Genre: Music, Fantasy, Slice of Life
Healer Girl is an anime that I suspect will slip under the radar for many amongst all the other shows airing this season. Telling the story of Kana, a rookie healer in training alongside two other girls there’s a lot more to this show then might seem at first glance. In the alternate reality of the anime’s universe there are known to be three types of medicine commonly used – the typical western and eastern types and a third type which is more akin to magic. This healing is performed through song, and whilst the idea seems silly at first the show presents this in a surprisingly philosophical manner -the healers work in medical institutions much like other doctors and the ‘healing’ itself is shown to have a great effect upon the patient’s mental as well as their physical health.
Despite the bright and colourful visuals there’s an element of authenticity here to the story and an attention to detail that sets this apart from other ‘magical idol’ type shows out there. The girls go through strict training to ensure they’re in the best condition for their role, with discussion about breath work and eating the right foods which makes it seem more grounded then initial impressions of magical healing is. Their teacher is shown going to a board meeting where she gives a presentation on the benefits of this unique form of medicine and lectures the girls on how they have to be careful about overstepping their boundaries when performing. It’s actually quite refreshing and adds a nice bit of edge and realism to what is mostly a cosy slice of life series.

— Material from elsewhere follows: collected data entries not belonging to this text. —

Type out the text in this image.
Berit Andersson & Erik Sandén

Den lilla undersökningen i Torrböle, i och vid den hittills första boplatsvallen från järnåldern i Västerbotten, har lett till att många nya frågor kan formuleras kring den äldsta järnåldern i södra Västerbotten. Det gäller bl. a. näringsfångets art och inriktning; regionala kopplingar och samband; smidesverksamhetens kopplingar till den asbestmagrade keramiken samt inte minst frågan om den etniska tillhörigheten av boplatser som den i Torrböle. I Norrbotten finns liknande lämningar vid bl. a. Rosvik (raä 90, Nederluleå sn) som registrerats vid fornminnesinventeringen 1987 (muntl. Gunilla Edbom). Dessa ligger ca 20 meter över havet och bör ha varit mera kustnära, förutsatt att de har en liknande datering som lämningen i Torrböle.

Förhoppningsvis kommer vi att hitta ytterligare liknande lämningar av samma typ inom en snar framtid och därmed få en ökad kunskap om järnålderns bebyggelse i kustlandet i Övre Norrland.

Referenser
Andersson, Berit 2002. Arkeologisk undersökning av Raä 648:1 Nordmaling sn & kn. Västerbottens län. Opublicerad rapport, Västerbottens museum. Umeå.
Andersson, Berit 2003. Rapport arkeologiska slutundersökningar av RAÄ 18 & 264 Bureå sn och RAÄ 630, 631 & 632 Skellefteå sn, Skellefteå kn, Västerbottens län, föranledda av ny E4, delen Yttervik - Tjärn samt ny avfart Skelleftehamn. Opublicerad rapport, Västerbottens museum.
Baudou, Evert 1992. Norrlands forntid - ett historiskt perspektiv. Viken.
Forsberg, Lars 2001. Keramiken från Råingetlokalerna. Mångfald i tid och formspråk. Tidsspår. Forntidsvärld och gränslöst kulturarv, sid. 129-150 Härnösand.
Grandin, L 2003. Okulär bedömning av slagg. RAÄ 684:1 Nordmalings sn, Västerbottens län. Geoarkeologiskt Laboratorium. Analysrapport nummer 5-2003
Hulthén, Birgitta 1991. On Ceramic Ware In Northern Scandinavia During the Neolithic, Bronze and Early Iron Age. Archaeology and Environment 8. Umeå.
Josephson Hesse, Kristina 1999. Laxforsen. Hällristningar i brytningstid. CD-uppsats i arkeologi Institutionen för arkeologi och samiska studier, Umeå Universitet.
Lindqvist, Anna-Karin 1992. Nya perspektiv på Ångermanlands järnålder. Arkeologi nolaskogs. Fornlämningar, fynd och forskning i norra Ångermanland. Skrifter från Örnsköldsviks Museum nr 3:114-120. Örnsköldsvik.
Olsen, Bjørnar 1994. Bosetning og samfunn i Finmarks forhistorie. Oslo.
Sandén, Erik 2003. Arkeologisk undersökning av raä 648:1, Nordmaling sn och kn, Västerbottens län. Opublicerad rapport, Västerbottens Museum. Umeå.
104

The characters are cute and fit into tropes mostly with our main trio but I still found myself enjoying their interactions together, with their teasing and familiarity. I felt like I got to know the main three quite well in the space of one episode and their different takes on their role. The flip towards the end from a carefree fun beginning to a suddenly serious turn when a patient collapses was well handled and I actually did end up feeling emotionally invested in these characters despite the small amount of screen time thus far.
The art style is definitely one of the highlights of the show, with bright and colourful designs – in fact, the character design was done by Yukie Akiya who also worked on Princess Principal. The director, Yasuhiro Irie, has worked on a diverse range of series including Fullmetal Alchemist: Brotherhood and indeed the direction on the show thus far is one of it’s highlights. The series itself is an original work, rather then being based on an existing manga or light novel, and so it’s hard to say if the series will continue with it’s nice blend of slice of life and serious themes but I like what I’ve seen so far.